I've tried to post the below comment twice at
The problems with ACID, and how to fix them without going NoSQL
http://dbmsmusings.blogspot.com/2010/08/problems-with-acid-and-how-to-fix-them.html
For whatever reason, it has appeared in the comments section from my
perspective briefly twice and then disappeared twice, so I will just post it
here, because HBase is mentioned in the article a few times, and ... well, just
read. :-)
>>>
Many earlier comments have covered much of what I would say. However, nobody to
date has raised an objection to the mildly offensive contention that "the NoSQL
decision to give up on ACID is the lazy solution to these scalability and
replication issues." Possibly this was not meant in the pejorative sense, but
it reads that way. I would argue the correct term of art here is pragmatism,
not laziness.
I am a contributor to the HBase project. HBase is an open source implementation
of the BigTable architecture. Indeed our system does scale out by substantially
relaxing the scope of ACID guarantees. But it is a gross generalization to
suggest "NoSQL" is "NoACID", and somehow lazy in the pejorative sense, and this
mars the argument of the authors. HBase at least in particular provides
durability, row-level atomicity (agree here this is a nice convenient
partition), and favors strong consistency in its design choices. In this
regard, I would also like to bring to your attention that the authors made an
error describing the scope of transactional atomicity available in BigTable --
the scope is actually the row, not each individual KV.

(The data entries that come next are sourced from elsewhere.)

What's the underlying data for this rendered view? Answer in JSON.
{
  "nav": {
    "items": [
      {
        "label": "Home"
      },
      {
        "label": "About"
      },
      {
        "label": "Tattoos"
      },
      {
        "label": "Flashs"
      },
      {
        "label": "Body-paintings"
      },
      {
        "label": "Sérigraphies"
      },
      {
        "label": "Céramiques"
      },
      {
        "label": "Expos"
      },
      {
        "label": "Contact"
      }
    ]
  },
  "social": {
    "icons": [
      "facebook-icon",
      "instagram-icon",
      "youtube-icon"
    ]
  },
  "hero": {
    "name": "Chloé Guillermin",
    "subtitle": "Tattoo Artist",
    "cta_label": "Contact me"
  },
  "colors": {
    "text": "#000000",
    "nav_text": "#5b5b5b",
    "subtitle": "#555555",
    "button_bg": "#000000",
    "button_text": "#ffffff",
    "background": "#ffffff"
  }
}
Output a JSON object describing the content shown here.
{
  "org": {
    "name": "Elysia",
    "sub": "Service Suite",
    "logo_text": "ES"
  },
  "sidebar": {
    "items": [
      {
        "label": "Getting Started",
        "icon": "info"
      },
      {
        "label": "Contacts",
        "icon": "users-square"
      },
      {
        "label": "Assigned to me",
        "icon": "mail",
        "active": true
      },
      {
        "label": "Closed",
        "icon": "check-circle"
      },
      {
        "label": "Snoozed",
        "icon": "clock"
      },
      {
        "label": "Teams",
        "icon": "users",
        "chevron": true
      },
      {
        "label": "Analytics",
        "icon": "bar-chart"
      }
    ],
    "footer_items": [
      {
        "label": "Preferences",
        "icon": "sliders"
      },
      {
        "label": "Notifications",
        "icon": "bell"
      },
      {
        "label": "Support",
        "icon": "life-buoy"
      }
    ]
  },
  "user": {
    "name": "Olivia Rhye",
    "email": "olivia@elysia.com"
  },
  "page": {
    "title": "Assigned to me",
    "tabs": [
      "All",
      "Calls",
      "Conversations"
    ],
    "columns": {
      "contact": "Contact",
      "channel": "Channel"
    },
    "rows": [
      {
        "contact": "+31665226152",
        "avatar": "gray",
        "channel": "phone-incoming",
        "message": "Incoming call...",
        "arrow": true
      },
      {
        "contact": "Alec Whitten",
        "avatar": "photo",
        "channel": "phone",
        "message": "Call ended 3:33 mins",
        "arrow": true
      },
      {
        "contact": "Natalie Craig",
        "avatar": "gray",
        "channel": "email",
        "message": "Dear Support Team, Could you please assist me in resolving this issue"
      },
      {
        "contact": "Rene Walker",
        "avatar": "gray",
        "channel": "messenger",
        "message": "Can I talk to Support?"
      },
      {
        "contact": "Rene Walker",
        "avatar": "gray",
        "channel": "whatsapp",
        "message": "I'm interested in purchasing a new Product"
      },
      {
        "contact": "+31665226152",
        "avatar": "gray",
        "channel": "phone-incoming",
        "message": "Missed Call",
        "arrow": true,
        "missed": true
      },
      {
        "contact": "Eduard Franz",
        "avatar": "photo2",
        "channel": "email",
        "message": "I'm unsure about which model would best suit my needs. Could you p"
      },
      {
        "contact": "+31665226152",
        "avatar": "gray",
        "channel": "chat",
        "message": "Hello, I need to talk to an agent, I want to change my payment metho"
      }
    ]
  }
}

Also, at least HBase in particular is a big project with several interesting
design/research directions and so does not reduce to a convenient stereotype: a
transactional layer that provides global ACID properties at user option (that
does not scale out like the underlying system but is nonetheless available),
exploration of notions of referential integrity, even consideration of optional
relaxed consistency (read replicas) in the other direction.
Back to the matter of pragmatism: While it is likely most structured data store
users are not building systems on the scale of a globally distributed search
engine, actually that is not too far off the mark for the design targets of
some HBase installations. We indeed do need to work with very large mutating
data sets today and nothing in the manner of a traditional relational database
system is up to the task. The discussion here, while intriguing, is also
rendered fairly academic by the "horrible" performance if spinning media is
used. Flash will not be competitive with spinning media at high tera- or
peta-scale for at least several years yet. Other commenters have also noticed
apparent bottlenecks in the presented design which suggest a high scale
implementation will be problematic.
Anyway, it is my belief we are attacking the same set of problems but are
starting at it on opposing sides of a continuum and, ultimately, we shall meet
up somewhere in the middle.
September 2, 2010 10:55 AM
<<<
- Andy